The report recommends adopting an approach similar to the Construction Design and Management (CDM) Regulations 2015.

It says: “The current CDM Regulations make those who commission construction work and those who are key in the design and construction process responsible for eliminating, reducing or controlling foreseeable risks that may arise.

“It also requires dutyholders to collaborate and establish key information products to pass on to future building owners (particularly through the ‘Health and Safety File’).

“The CDM Regulations apply to all building work, whatever the scale of the work or the size of company doing it. The HSE has worked hard with industry to embed the new requirements of the CDM Regulations and to drive culture change. This is the approach that now needs to occur in respect of building safety too.”

4. Sanctions

The report suggested much tougher punishments for anyone who fails to adhere to the strengthened building regulations. 

The report said the JCA or Local Authority Building Standards should have additional powers to issue formal Improvement and Prohibition (or ‘Stop’) Notices to dutyholders where there is a sufficient concern about, for example, the degree of oversight of the work; accurate record-keeping; or the likelihood of meeting building regulations requirements.

Failure by relevant dutyholders to comply with either type of notice would be a criminal offence.
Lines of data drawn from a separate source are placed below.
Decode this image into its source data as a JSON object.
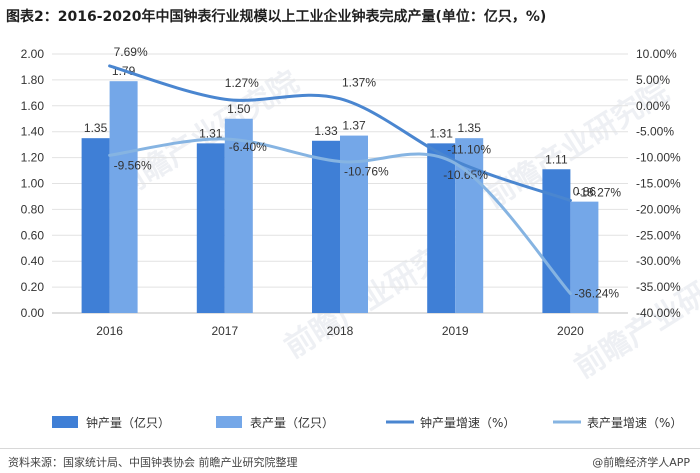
{
  "title": "图表2：2016-2020年中国钟表行业规模以上工业企业钟表完成产量(单位：亿只，%)",
  "source": "资料来源：国家统计局、中国钟表协会 前瞻产业研究院整理",
  "brand": "@前瞻经济学人APP",
  "watermark": "前瞻产业研究院",
  "colors": {
    "bar1": "#3f7fd6",
    "bar2": "#74a7e8",
    "line1": "#4a86d0",
    "line2": "#86b4e2",
    "grid": "#e2e2e2",
    "axis": "#bfbfbf"
  },
  "chart_data": {
    "type": "bar",
    "categories": [
      "2016",
      "2017",
      "2018",
      "2019",
      "2020"
    ],
    "series": [
      {
        "name": "钟产量（亿只）",
        "kind": "bar",
        "axis": "left",
        "values": [
          1.35,
          1.31,
          1.33,
          1.31,
          1.11
        ],
        "labels": [
          "1.35",
          "1.31",
          "1.33",
          "1.31",
          "1.11"
        ]
      },
      {
        "name": "表产量（亿只）",
        "kind": "bar",
        "axis": "left",
        "values": [
          1.79,
          1.5,
          1.37,
          1.35,
          0.86
        ],
        "labels": [
          "1.79",
          "1.50",
          "1.37",
          "1.35",
          "0.86"
        ]
      },
      {
        "name": "钟产量增速（%）",
        "kind": "line",
        "axis": "right",
        "values": [
          7.69,
          1.27,
          1.37,
          -10.65,
          -18.27
        ],
        "labels": [
          "7.69%",
          "1.27%",
          "1.37%",
          "-10.65%",
          "-18.27%"
        ]
      },
      {
        "name": "表产量增速（%）",
        "kind": "line",
        "axis": "right",
        "values": [
          -9.56,
          -6.4,
          -10.76,
          -11.1,
          -36.24
        ],
        "labels": [
          "-9.56%",
          "-6.40%",
          "-10.76%",
          "-11.10%",
          "-36.24%"
        ]
      }
    ],
    "left_axis": {
      "min": 0,
      "max": 2,
      "step": 0.2,
      "ticks": [
        "0.00",
        "0.20",
        "0.40",
        "0.60",
        "0.80",
        "1.00",
        "1.20",
        "1.40",
        "1.60",
        "1.80",
        "2.00"
      ]
    },
    "right_axis": {
      "min": -40,
      "max": 10,
      "step": 5,
      "ticks": [
        "-40.00%",
        "-35.00%",
        "-30.00%",
        "-25.00%",
        "-20.00%",
        "-15.00%",
        "-10.00%",
        "-5.00%",
        "0.00%",
        "5.00%",
        "10.00%"
      ]
    },
    "grid": true,
    "legend": "bottom"
  }
}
It also said: “The JCA/Local Authority Building Standards should have the clear power to require changes to work that fail to meet the building regulations requirements alongside any broader penalties sought.”

It also recommended time limits for bringing prosecutions against dutyholders be increased to five or six years for “major” deficiencies in building requirements identified at a later date.

5. Three approval stages 

Hackitt recommended the introduction of three ”gateway points”, where building professionals with a responsibility for safety will have to prove to the new JCA that they are complying with regulations.

The new proposal lays out planning permission, full plans approval and the completion of construction as the three stages where the JCA will have to give any residential building more than 10 storeys’ high the seal of approval.

The statutory obligation to ensure there is thorough assessment by the JCA of detailed design plans for HRRBs, sufficient assurance that dutyholders are in place and relevant responsibilities are being met in order to give permission before building work can legally commence is new.

6. Tracking & documentation

There will be a new requirement for dutyholders to provide an as-built record to the occupier during the handover of the building.

This is an increased obligation as every change made to the design specifications must be recorded to provide a full and correct record.

There is also a recommendation for improving digital records of buildings. The report said the digital records should cover the “building as planned, then as built including, for example, products used”. It said it was “intended to underpin an effective understanding of the constructed building across the life cycle”.

7. Product testing 

Manufacturers testing there own products would be outlawed under Hackitt’s recommendations, with her final report calling for all products to be tested via accredited third-party testers.

These testers will be required to publish an annual anonymous report which will show the number of products that have passed and failed tests.

While backing government’s move to hold a consultation into the use of desktop studies to approve cladding systems, Hackitt called for all testers to be accredited to carry out full-scale BS8414 tests.

This would mean BRE is likely to be the only group capable of carrying out the full-scale tests.

The report also recommends an increase to the frequency of tests.